So, here we are. A new blog. About what, you may ask? About the history of the science of the stars, namely astronomy and astrology as they were understood and practiced in early modern times. The idea for this blog comes from my own research interests and my move to Edinburgh in 2007. Edinburgh has, you see, one of the most remarkable libraries for the study of the history of astronomy. What is even more remarkable is that very few people know that. This collection was donated to the Scottish Nation in 1888 and has been housed in the Royal Observatory on Blackford Hill ever since. If you want to know more about it, you can go to our dedicated page on the Crawford Collection. You will find out why it carries the name Crawford, how the collection came to be donated to the Observatory, and a little bit about its generous donor. The discovery of this amazing resource prompted me to organise a series of events to better publicise it, in the hope that this would lead to a more active exploration of its resources by historians of science like myself. The result is the Crawford Project, which comprises a series of events that have the stated aim of showcasing the collection and making the history of astronomy (and astrology) a regular feature of Edinburgh’s intellectual life. You will learn more about the events that took place since 2008 in a related page. Here you will find details of the international workshop that took place in 2008 and the series of lectures that have been organised since. Each annual lecture is delivered by a distinguished historian of science: the topic varies from year to year but it is related to books (and authors) housed in the Crawford Collection. Each lecture is accompanied by a beautiful poster and has been recorded. So, even if you missed the lecture or you do not live in Edinburgh (and many of you will not!) you can listen to its podcast.

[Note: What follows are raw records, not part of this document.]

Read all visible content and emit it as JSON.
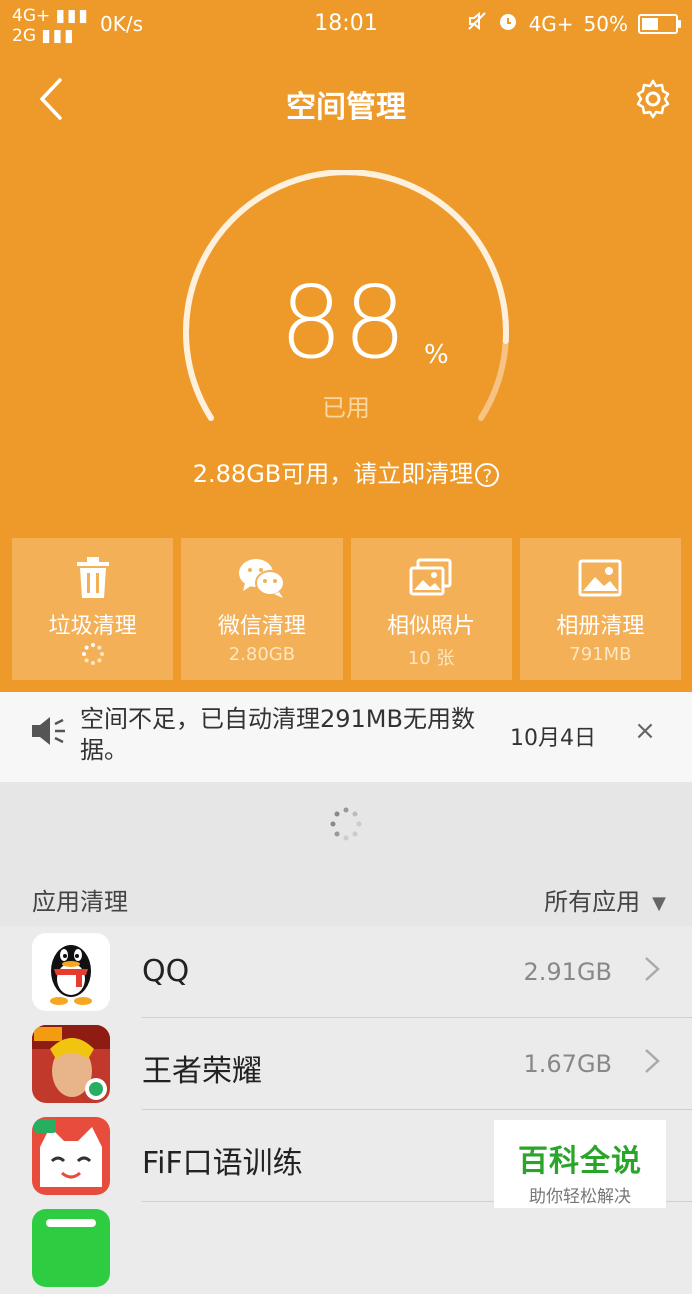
{
  "status_bar": {
    "network_top": "4G+",
    "network_bottom": "2G",
    "speed": "0K/s",
    "time": "18:01",
    "network_right": "4G+",
    "battery": "50%",
    "battery_level": 0.5
  },
  "header": {
    "title": "空间管理"
  },
  "storage": {
    "used_percent": 88,
    "value": "88",
    "percent_sign": "%",
    "used_label": "已用",
    "available_text": "2.88GB可用，请立即清理",
    "help_icon": "?"
  },
  "tiles": [
    {
      "label": "垃圾清理",
      "sub": "",
      "icon": "trash-icon"
    },
    {
      "label": "微信清理",
      "sub": "2.80GB",
      "icon": "wechat-icon"
    },
    {
      "label": "相似照片",
      "sub": "10 张",
      "icon": "photos-icon"
    },
    {
      "label": "相册清理",
      "sub": "791MB",
      "icon": "image-icon"
    }
  ],
  "notice": {
    "text": "空间不足，已自动清理291MB无用数据。",
    "date": "10月4日",
    "close": "×"
  },
  "apps_section": {
    "title": "应用清理",
    "filter": "所有应用",
    "filter_arrow": "▼"
  },
  "apps": [
    {
      "name": "QQ",
      "size": "2.91GB"
    },
    {
      "name": "王者荣耀",
      "size": "1.67GB"
    },
    {
      "name": "FiF口语训练",
      "size": ""
    }
  ],
  "watermark": {
    "title": "百科全说",
    "subtitle": "助你轻松解决"
  },
  "colors": {
    "accent": "#ee9a2a",
    "tile": "#f3b057"
  }
}
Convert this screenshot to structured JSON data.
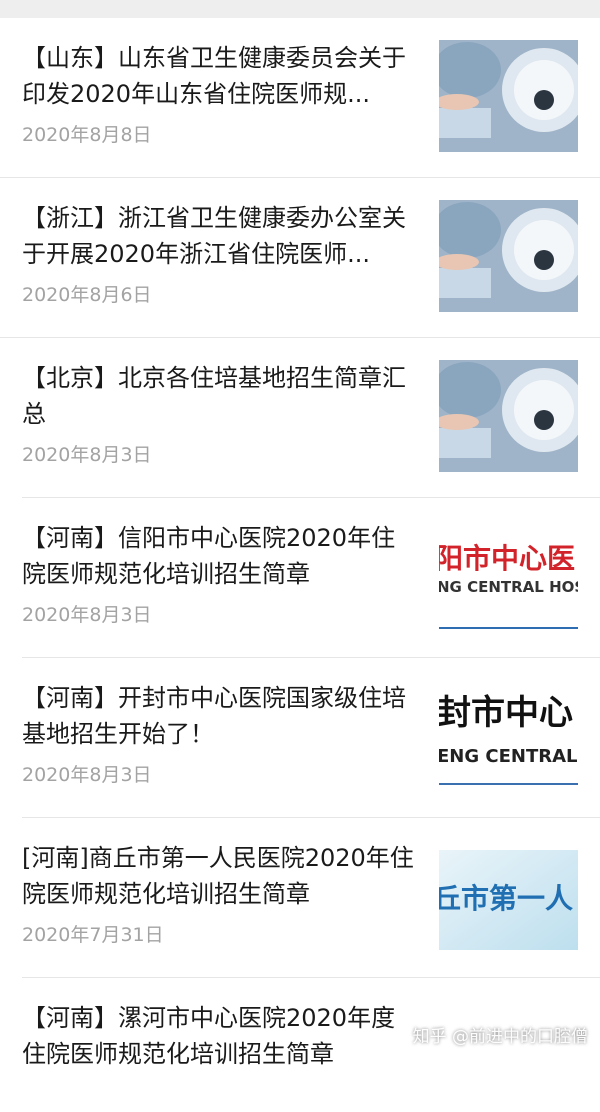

This blog, however, it is not just about the Crawford Collection and the annual Crawford Lecture. It is about ‘the science of the stars’ and its fascinating history. The blog’s primary aim is thus to discuss all matters related to the study of the science of the stars (a term that aptly encompasses the disciplines of astronomy and astrology as they were defined in pre-modern times) as they emerge through historical investigation. As such, it hopes to become a venue for lively intellectual exchange among historians of astronomy, astrology and related disciplines. A number of colleagues and friends have kindly agreed to contribute to it: you will find a little more about them in this page. The bloggers who contribute to this WordPress page will write about their own research, new and exciting publications, and current events that may be profitably connected to historical ones and would be better understood by looking back in time. I hope you will enjoy their posts!
A little note of warning: This is not a blog about modern astrology and contemporary astrological practice (or how contemporary astrological practice can be better informed by studying its historical antecedents). While we respect the profession as a whole and many of us have interacted very profitably with practising astrologers over the years, this is primarily a place and space of historical investigation (and as such it is not interested in modern applications).